# Atlanta Stove Huntsman Info Needed



## pcs2011 (Mar 1, 2013)

Hi - Recently purchased a house that has a separate shop building which is heated with an Atlanta Stove Works 'Huntsman' wood stove (see photo).
Would like to get into usable condition and find some operating instructions.
Firebrick not great but might do...see second photo.

Any suggestions/info greatly appreciated...

Pete


----------



## coaly (Mar 1, 2013)

https://www.hearth.com/talk/threads/atlanta-stove-works-huntsman.106545/#post-1390126


----------



## Defiant (Mar 2, 2013)

Firebrick, gaskets, and paint you will have an almost new stove.


----------



## pcs2011 (Mar 2, 2013)

Defiant said:


> Firebrick, gaskets, and paint you will have an almost new stove.
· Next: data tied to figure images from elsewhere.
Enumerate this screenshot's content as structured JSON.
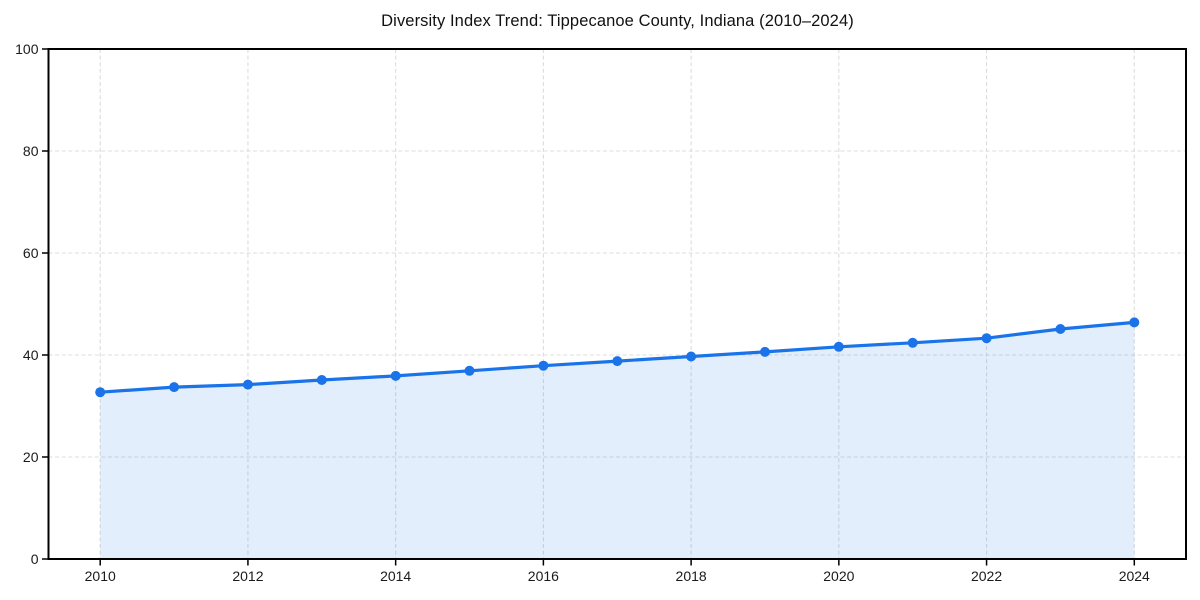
{
  "page": {
    "background": "#ffffff"
  },
  "chart_data": {
    "type": "area",
    "title": "Diversity Index Trend: Tippecanoe County, Indiana (2010–2024)",
    "x": [
      2010,
      2011,
      2012,
      2013,
      2014,
      2015,
      2016,
      2017,
      2018,
      2019,
      2020,
      2021,
      2022,
      2023,
      2024
    ],
    "series": [
      {
        "name": "Diversity Index",
        "values": [
          32.7,
          33.7,
          34.2,
          35.1,
          35.9,
          36.9,
          37.9,
          38.8,
          39.7,
          40.6,
          41.6,
          42.4,
          43.3,
          45.1,
          46.4
        ]
      }
    ],
    "xlabel": "",
    "ylabel": "",
    "xlim": [
      2009.3,
      2024.7
    ],
    "ylim": [
      0,
      100
    ],
    "xticks": [
      "2010",
      "2012",
      "2014",
      "2016",
      "2018",
      "2020",
      "2022",
      "2024"
    ],
    "xtick_values": [
      2010,
      2012,
      2014,
      2016,
      2018,
      2020,
      2022,
      2024
    ],
    "yticks": [
      "0",
      "20",
      "40",
      "60",
      "80",
      "100"
    ],
    "ytick_values": [
      0,
      20,
      40,
      60,
      80,
      100
    ],
    "grid": true,
    "grid_style": "dashed",
    "legend": false,
    "marker": "circle",
    "colors": {
      "line": "#1a73e8",
      "fill": "#1a73e8",
      "fill_opacity": 0.12,
      "grid": "#dcdcdc",
      "spine": "#000000",
      "tick_text": "#1a1a1a",
      "title_text": "#111111"
    }
  }
}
Defiant - any idea where I can purchase new fire brick for this antique?
Pete


----------



## webbie (Mar 2, 2013)

Manual is here:
https://www.hearth.com/econtent/index.php/wiki/Atlanta_Stove_Works/


----------



## Defiant (Mar 2, 2013)

pcs2011 said:


> Defiant - any idea where I can purchase new fire brick for this antique?
> Pete


Any masonry or patio block store. I get them from a place called Westbrook Block. Each brick cost a little over a dollar.


----------



## pcs2011 (Mar 2, 2013)

Defiant said:


> Any masonry or patio block store. I get them from a place called Westbrook Block. Each brick cost a little over a dollar.


Thanks for the tip Defiant!!
Pete


----------